Ex Vivo Expansion and Activation of Natural Killer Cells from Thalassemia Patients for Adoptive Immunotherapy of Tumors

Abstract

Therapeutic outcomes for high grade soft tissue and bone sarcomas still remains poor, which is largely due to severe chemoresistance of this aggressive tumor type. Therefore, alternative approaches are needed addressing novel targets that are different from current multimodal chemotherapy. Natural killer cells are a major component of the innate immune system due to their ability to exert direct cytotoxicity against malignant cells or otherwise stressed cells. Interest in natural killer cell-based immunotherapy has increased since new protocols for the purification and expansion of large numbers of highly cytotoxic cells have become available. Peripheral blood mononuclear cells from patients with different thalassemia subtypes were co-cultured with irradiated, genetically engineered K562-mb15-41BBL cells in the presence of interleukin-2 for 14 d. Expansion efficiency, natural killer cell receptor repertoire and the expression of natural killer cell ligands on cell lines were investigated by flow cytometry.
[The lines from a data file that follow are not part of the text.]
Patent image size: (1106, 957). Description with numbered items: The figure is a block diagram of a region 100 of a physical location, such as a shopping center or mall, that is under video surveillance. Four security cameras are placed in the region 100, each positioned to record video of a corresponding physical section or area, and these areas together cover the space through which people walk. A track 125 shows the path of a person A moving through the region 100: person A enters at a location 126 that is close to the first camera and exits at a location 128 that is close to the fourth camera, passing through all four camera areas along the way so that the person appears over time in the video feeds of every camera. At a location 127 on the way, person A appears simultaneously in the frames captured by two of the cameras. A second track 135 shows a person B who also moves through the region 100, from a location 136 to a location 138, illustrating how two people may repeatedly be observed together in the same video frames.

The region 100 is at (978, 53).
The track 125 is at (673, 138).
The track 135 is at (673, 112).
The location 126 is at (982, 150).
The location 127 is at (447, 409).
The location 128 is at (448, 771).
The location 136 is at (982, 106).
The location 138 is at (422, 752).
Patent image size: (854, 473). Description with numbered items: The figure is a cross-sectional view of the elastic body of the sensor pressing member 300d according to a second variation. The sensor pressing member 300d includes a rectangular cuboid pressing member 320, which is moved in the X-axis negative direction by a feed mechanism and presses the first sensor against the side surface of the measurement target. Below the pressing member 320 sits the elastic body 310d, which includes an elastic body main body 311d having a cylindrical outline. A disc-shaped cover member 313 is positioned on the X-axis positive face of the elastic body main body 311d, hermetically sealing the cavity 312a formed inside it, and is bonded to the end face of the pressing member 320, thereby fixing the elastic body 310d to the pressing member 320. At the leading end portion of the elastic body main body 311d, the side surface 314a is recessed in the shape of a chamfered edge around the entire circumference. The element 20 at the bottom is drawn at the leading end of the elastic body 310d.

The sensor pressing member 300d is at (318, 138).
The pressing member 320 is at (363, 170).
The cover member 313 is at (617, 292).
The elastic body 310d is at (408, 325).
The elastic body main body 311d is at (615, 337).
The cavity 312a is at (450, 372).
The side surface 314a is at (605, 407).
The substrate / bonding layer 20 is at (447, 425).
Cytolytic activity of natural killer cells was tested using the europium target detection assay based on time-resolved fluorometry. Ex vivo expansion of peripheral blood mononuclear cells from thalassemia patients allowed the generation of large numbers of natural killer cells exhibiting enhanced activation characteristics and high cytolytic activity against tumor-cell lines, yet retaining tolerance towards normal body cells. Moreover, this method has been adapted to clinical-grade conditions, producing a sufficient quantity of highly cytotoxic natural killer cells for immunotherapy. Based on these data, adoptive transfer of ex vivo expanded and activated natural killer cells deserve further clinical evaluation as a possible new treatment option for tumor and other blood diseases patients.